Colonial currencies form a crucial part in international currency regimes since the late nineteenth century. After World War I the so-called “German rupee” collapsed due to problems with the supply of cash and the functioning of a local note-issuing bank. But it was not until the mid-1920s that British Mandate authorities definitely introduced a new currency. Moreover, the bank’s Berlin headquarters remained in place until 1931. A series of “currency transitions” took place: from the local commodity currencies, which were much more widespread in Tanzanian societies, to colonial coinage, from coinage to banknotes and the so-called “interim notes” of the war period, and from German to British colonial currency.

Max Trecker (Leipzig)
Monetary Crisis and Stabilisation in Hungary (1918–1927)

After the Treaty of Trianon, the former Kingdom of Hungary lost a large part of a closely intertwined economic area. While ostensibly accepting the peace provisions, the Horthy government did not abandon the goal of territorial revision. This adherence to foreign policy expansionist can be traced very well in the monetary policy. Hungary suffered from hyperinflation early on. However, a serious stabilization of the currency only took place with the introduction of the Pengő on 1 January 1927. The currency reform was a clear sign that the political forces around Horthy wanted to pursue a more moderate course internally and externally against the background of European stabilization in the mid-1920s.

Thea Don-Siemion (Cambridge)
The Currency as a Weapon of War: The Polish Hyperinflation of 1918-1924 and the Difficulties of Peacemaking in Central Europe

Between 1918 and 1924, the value of the Polish currency fell by a much larger factor than the currencies of concurrent hyperinflations in Austria and Hungary. Interestingly, apart from the problems of creating a new state apparatus and the reconstructing an economy, there existed an overriding source of the inflationary dynamics: the unstable international environment and the consequent position of war in which the re-established country found itself in with many of its neighbors.

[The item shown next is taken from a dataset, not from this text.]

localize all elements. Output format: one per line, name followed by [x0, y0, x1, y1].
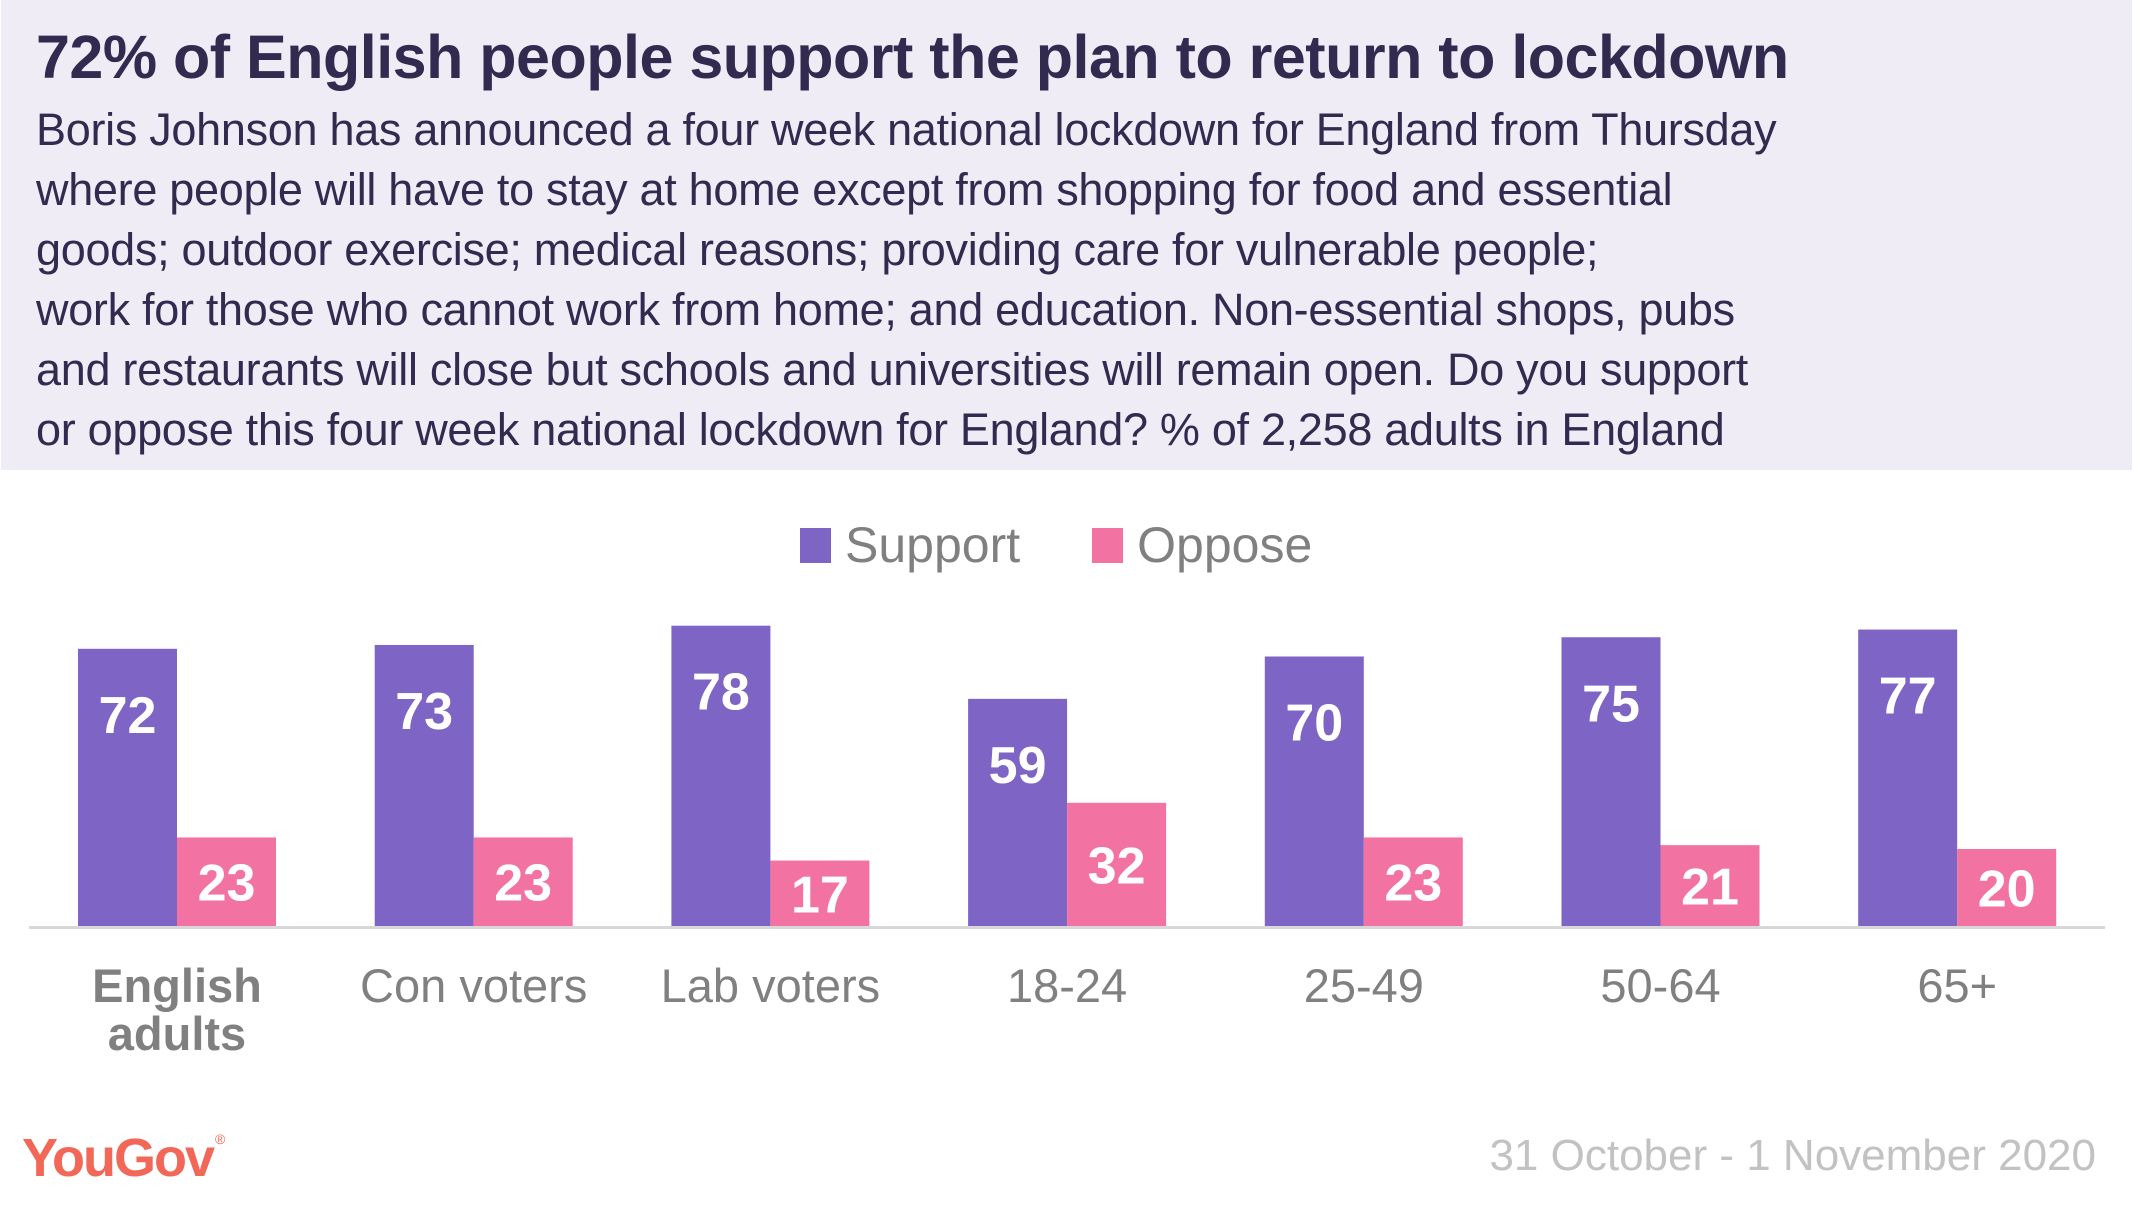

Poland’s hyperinflation was not a single, continuous event, but rather a series of periods of rapid price growth separated by long pauses, the timing of which was intimately linked to Poland’s geopolitical engagements with its neighbors.

Johannes Gleixner (München)
The Successful Failure of Deflationary Politics in Czechoslovakia

The one country that seemed to make it out of the economic crisis in the aftermath of the World War rather unscathed was new-found Czechoslovakia. The new state was remarkably successful in establishing a new and stable currency, the Czechoslovak crown. Among other factors, this is usually attributed to a program of deflationary politics that entered partly uncharted territory of economic theory. On closer examination, however, the question arises, whether these measures really played a crucial role. Instead, it could be argued that their effects were rather due to the timing of monetary policy than their actual content, when examining the interlocking monetary policies of Central Europe as a whole.